TABLE OF CONTENTS

PRINT January 1999

film

Larry Clark's Another Day in Paradise

STOP THE PRESSES: Heroin chic is back! In his seductive new film, Another Day in Paradise, director Larry Clark revisits the midwestern subculture of junkies and petty thieves documented in his seminal photo-essay Tulsa (1971). But the territory Clark pioneered three decades ago isn’t as wild as it once was. After the strung-out look’s brief reign in the mid-’90s (when Tulsa was the unofficial primer for cutting-edge fashion photography), what had once been alien and dangerous became just another disposable marketing pose. And there’s the rub: The specter of heroin chic haunts Paradise, which is undermined by a nagging sense that we’ve seen this all before. Gorgeous kids strung out in a fabulously tacky ’70s motel room? Wasn’t that an Ellen Von Unwerth spread in W?
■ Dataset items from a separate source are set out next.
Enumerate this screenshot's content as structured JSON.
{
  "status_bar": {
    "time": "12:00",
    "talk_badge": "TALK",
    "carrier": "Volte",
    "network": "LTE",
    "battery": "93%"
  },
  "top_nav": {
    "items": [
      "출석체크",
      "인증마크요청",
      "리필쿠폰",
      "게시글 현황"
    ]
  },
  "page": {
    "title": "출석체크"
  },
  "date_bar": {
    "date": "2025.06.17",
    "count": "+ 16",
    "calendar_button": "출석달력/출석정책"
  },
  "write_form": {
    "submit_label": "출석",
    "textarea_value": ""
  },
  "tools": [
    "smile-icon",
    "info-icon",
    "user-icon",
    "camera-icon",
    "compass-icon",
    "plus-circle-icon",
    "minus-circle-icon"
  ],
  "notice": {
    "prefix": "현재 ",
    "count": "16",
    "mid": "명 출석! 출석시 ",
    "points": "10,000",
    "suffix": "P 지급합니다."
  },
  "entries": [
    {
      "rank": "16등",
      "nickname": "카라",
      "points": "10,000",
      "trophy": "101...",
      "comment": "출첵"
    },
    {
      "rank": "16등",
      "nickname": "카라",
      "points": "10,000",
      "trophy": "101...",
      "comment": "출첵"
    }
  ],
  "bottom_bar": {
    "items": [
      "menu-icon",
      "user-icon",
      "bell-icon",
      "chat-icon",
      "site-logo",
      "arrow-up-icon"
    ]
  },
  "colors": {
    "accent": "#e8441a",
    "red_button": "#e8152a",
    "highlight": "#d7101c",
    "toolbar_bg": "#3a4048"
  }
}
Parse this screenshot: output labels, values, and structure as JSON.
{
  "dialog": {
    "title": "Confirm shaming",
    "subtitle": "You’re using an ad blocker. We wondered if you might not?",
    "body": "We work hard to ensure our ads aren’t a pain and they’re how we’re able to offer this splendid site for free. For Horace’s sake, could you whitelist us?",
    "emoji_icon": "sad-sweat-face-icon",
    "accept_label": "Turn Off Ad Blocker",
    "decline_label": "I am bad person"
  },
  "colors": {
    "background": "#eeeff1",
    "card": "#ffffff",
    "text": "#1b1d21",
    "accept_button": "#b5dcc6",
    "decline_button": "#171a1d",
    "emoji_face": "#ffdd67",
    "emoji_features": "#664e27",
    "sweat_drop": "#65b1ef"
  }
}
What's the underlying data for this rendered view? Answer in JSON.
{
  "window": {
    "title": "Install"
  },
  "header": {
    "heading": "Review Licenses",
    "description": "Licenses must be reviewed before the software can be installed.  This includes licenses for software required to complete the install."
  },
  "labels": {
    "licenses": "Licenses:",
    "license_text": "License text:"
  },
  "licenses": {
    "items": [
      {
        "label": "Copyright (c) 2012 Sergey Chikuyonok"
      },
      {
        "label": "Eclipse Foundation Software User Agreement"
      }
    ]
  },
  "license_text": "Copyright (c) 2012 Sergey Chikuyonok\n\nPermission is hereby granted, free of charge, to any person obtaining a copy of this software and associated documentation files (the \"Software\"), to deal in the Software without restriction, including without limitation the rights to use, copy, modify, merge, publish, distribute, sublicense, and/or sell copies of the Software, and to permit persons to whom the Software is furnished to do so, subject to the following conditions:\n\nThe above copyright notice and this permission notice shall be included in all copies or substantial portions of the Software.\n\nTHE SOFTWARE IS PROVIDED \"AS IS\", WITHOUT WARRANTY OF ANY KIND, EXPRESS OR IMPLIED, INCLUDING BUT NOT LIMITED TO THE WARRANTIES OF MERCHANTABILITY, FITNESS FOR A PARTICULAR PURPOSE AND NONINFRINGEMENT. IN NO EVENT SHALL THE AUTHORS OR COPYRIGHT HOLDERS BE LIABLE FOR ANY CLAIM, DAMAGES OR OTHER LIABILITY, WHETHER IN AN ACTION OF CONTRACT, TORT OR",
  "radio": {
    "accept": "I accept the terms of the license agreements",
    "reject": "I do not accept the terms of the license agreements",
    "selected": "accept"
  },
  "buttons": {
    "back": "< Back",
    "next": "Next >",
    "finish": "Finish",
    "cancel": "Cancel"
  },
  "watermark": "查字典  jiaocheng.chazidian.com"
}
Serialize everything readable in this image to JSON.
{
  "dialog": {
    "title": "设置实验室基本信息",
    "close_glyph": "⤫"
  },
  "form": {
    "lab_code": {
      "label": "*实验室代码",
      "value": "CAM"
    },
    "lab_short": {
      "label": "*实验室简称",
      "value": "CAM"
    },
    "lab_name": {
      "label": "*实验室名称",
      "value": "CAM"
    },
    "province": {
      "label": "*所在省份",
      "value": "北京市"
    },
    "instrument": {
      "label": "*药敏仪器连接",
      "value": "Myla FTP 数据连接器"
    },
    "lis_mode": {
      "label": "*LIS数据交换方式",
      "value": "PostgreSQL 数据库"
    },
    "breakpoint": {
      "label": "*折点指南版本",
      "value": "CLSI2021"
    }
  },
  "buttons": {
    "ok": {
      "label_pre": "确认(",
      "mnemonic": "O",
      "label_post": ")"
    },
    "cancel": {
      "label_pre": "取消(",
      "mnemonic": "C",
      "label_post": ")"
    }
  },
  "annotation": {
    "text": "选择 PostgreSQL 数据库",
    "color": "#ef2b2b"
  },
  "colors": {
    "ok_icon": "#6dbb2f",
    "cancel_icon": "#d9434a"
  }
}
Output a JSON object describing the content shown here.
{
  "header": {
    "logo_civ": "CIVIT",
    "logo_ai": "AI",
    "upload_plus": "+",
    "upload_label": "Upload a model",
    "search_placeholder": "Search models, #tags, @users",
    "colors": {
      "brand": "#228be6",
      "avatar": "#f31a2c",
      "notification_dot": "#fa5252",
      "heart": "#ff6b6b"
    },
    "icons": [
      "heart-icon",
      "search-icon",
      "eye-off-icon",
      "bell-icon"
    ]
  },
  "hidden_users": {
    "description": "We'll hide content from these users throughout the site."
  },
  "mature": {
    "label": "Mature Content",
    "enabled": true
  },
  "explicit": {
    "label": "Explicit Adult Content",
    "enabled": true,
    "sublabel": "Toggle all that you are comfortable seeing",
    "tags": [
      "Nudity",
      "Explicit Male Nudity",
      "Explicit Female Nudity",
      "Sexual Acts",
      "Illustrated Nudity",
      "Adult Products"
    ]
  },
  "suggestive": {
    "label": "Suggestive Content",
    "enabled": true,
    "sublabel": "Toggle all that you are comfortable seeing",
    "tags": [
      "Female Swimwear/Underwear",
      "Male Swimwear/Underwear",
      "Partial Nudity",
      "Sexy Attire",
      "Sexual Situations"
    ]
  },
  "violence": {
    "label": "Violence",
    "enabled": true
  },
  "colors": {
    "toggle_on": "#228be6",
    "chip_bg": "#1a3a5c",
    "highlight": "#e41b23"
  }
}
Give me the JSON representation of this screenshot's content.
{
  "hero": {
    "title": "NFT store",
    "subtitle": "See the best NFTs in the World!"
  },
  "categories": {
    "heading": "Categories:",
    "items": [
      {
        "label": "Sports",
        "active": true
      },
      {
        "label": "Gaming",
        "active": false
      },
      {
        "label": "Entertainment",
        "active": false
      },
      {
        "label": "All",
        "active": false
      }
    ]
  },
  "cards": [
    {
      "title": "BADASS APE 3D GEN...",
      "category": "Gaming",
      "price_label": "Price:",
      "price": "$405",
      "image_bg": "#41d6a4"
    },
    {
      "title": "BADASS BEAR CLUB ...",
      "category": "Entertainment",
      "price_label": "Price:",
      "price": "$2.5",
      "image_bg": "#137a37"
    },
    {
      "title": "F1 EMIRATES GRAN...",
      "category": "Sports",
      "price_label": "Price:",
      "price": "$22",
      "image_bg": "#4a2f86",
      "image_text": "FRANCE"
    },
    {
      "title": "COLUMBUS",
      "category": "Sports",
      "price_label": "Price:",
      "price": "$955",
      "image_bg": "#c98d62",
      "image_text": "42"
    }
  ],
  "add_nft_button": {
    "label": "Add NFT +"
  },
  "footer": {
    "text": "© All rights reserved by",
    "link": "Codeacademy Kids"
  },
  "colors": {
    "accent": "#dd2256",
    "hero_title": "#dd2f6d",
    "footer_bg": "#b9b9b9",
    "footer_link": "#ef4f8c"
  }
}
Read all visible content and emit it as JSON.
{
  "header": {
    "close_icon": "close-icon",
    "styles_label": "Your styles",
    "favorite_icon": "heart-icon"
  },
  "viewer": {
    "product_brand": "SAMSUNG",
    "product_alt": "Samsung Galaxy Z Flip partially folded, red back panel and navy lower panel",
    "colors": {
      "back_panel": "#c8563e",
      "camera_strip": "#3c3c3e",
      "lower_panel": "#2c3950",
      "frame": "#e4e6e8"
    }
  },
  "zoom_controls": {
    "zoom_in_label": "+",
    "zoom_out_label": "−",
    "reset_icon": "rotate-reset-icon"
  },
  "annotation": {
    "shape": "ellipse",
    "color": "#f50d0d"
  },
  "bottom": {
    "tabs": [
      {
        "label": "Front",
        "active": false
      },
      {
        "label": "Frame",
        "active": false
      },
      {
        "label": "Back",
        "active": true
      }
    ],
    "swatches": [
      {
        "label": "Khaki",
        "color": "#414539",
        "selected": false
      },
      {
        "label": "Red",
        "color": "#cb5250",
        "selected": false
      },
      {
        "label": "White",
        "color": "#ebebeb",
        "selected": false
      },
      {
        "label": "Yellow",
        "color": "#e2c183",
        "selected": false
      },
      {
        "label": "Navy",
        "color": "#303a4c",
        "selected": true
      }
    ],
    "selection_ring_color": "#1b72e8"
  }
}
Based on the novel by Eddie Little, Another Day in Paradise follows the exploits of a small band of charming, smack-addicted thieves as they chase the elusive “big score” and indulge their taste for drugs of all kinds. Mel (James Woods) and Sidney (Melanie Griffith) are smart, world-weary outlaws who have been around the block (and around and around again). To help pull off a major heist, they adopt a couple of scrawny-sexy-cool teenage junkies, Bobbie (Vincent Kartheiser) and Rosie (Natasha Gregson Wagner). Family values predictably blossom against a backdrop of brutal violence and desperation made illusorily bearable by the occasional, narcotic-enhanced good time.

The outlaw gang as dysfunctional family is by now a well-worn conceit, but Clark’s subtle insight into, and unromanticized fondness for, his characters elevates his telling of the tale above the tale itself. His personal investment in the material is infectious, intensifying the sense of urgency that propels the narrative. If, in the end, the film fails to achieve high-critical mass, it nevertheless succeeds as a conventional exercise in storytelling, as the strained theatrics of Clark’s first feature, Kids (1995), are mercifully absent. And Paradise is incredibly beautiful. Clark’s poetic images and spare compositions, which ennoble the subject without glorifying it, rescue his enterprise from the clutches of Hollywood cliché.

Paradise benefits from uniformly strong performances. Melanie Griffith hasn’t been this compelling since Working Girl. Her tough, sincere portrayal of Sidney—courageously played without the aid of the age-defying makeup she advertises—rescues the actress from the dustbin of irrelevance and Golden Globe nominations to which she has been condemned in recent years. Building on the role he played with such convincing sleaziness in Martin Scorsese’s Casino (1995), James Woods animates the scheming drug addict Mel with charisma and emotional complexity. The prettiness of the two younger leads, which might have diluted Clark’s gritty realism, is tempered by solid performances that evoke a real sense of confusion and fear. And in a brilliant cameo as a queeny Latino viper, Lou Diamond Phillips manages to be interesting for the first time in his career. That, Mr. Clark, is an accomplishment.

Mayer Rus is the editor of Interior Design magazine.